Makes 3 pizzas 
Prep time: 40 minutes 
Total time: 2 days 


for the dough:
1 ¾ teaspoons active dry yeast
3 ½ cups|500 grams all-purpose flour
2 teaspoons granulated sugar
4 ½ teaspoons kosher salt 
2 ½ tablespoons extra-virgin olive oil  

for the pizza sauce:
12 ounces|340 grams cherry tomatoes
3 tablespoons olive oil
kosher salt, to taste

for the ranch dressing:
¾ cup|165 grams mayonnaise
½ cup|110 grams sour cream
2 tablespoons buttermilk
2 tablespoons finely chopped fresh parsley
1 tablespoon finely chopped fresh dill
1 tablespoon white wine vinegar
1 teaspoon garlic powder
1 teaspoon onion powder
1 garlic clove, grated
1 shallot, peeled and finely chopped
kosher salt and freshly ground black pepper, to taste

for topping:
3 ounces|85 grams shredded mozzarella cheese
3 ounces|85 grams shredded white cheddar cheese
¾ cup|187 ml pizza sauce 


  1. Make the dough: In a small bowl, add the yeast to 1 cup plus 2 tablespoons|275 ml water heated to 115°F. Give it a stir with your finger and let sit until foamy, about 10 minutes.
  2. Place the flour in a large mixing bowl. Add the sugar and combine to form a large castle in the middle. Make room around the perimeter for a moat. Slowly pour the water and yeast mixture into the bowl, using a spoon to slowly incorporate the flour into the water in a circular motion. Once everything is incorporated, begin to knead by folding and pushing down. Work to leave nothing stuck to your bowl (less clean-up later!). Cover with a clean towel and let rest for 15 minutes. 
  3. Pour the salt over the dough and knead into the dough ball. It will begin to get smooth and once you no longer feel the granules of salt, slowly add the extra-virgin olive oil. Continue to knead until all of the oil is incorporated. (If you are having a tough time getting the oil to absorb you can sprinkle a TINY bit of flour into the dough to help the oil absorb.) 
  4. Remove the dough from the bowl and place on a clean work surface. Folding the dough towards you, begin to knead by folding then pushing it out. This will help to further smooth out the ball. Rest for 2 minutes, then repeat until you have a smooth dough ball. 
  5. Divide into 3 (9 ½-ounce|270-gram) balls, and knead with the same technique. Add a small amount of oil to grease 3 plastic pint containers. Place each dough bowl into its own container and cover with its lid. Place in the fridge to proof for 18 to 24 hours. 
  6. The next day, take the dough out for 1 ½ to 2 hours prior to baking. Heat the oven to 500°F. Alternatively, if using an outdoor pizza oven, heat it to 800°F.    
  7. Make the ranch dressing: Combine all the ingredients except the salt and pepper in a medium bowl. Season with the salt and pepper. This dressing will keep, covered and refrigerated, for up to 2 weeks. 
  8. Make the sauce: Blend the tomatoes and oil together in a small food processor until smooth, then transfer to a small skillet. Cook the tomatoes in the oven until reduced and thick, about 10 minutes for the pizza oven or 20 minutes for the conventional oven. Season with salt and set aside. 
  9. Make the pizzas: Remove the dough from its container and onto a clean surface dusted with bench flour. Stretch the dough, then use a rolling pin to flatten it out. Grease a pizza pan with oil. Place the dough onto the pan, gently working it to the edge. Dock the dough with a fork, then add sauce, cheese, and toppings. Repeat with the remaining balls of dough and cook in a pizza oven heated to between 500°F and 600°F for 5 minutes (see notes below), or in a conventional oven at 500°F for 10 minutes. Cut the pizza into tiny squares and serve with the ranch dressing.

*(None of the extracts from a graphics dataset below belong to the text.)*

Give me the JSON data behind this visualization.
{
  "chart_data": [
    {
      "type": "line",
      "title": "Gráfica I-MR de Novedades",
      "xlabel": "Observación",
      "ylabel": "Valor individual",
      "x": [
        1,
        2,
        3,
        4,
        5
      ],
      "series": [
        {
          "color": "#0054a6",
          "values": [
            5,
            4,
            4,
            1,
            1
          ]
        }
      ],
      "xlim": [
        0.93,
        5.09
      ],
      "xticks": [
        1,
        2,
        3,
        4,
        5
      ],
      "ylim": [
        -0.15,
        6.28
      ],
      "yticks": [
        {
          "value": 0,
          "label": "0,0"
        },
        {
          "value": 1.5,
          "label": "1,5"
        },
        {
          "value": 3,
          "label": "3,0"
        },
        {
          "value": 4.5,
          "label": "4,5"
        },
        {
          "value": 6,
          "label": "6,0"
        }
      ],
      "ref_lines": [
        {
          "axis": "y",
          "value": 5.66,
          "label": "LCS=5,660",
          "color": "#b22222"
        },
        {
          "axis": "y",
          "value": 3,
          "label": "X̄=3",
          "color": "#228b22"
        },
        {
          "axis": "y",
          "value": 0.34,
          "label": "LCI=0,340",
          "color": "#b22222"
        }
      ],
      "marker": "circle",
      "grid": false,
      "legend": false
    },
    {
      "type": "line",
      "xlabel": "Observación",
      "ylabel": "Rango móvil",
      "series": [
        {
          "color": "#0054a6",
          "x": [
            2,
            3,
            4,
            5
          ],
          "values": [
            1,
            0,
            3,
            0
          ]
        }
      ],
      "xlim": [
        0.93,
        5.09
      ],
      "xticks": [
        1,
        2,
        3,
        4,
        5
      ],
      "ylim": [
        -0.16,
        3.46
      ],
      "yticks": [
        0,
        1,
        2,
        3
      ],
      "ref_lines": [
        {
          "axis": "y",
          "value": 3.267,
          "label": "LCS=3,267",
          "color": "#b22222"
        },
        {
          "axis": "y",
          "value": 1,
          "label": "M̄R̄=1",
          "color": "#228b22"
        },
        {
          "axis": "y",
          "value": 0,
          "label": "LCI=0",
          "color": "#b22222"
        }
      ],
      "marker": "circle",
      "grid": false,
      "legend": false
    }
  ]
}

Using Wood: Your temperature will be very hot (900-1100°), tavern-style pizza normally bakes in a deck or conveyor belt oven at 550°F. In order to bring your temperature down, you will need to let heat out. Please be sure to open the vent in the flume as well as the vent above the door in the front. Add wood to the oven and the flame should be low when ready to bake (15 minutes). You will bake with the door open with a total bake time of 3. minutes.

Place pizza into the oven toward the front. After 1 to 1 ½ minutes and 3 rotations, your cheese should be bubbling and begin to slightly brown. Remove from the oven and, using a fish spatula, transfer to a screen, add toppings (if using any additional), and slide the pizza back onto the stone off of the screen. Give the pizza 3 to 4 more rotations until the toppings are cooked and the cheese is golden brown, about 2 minutes more.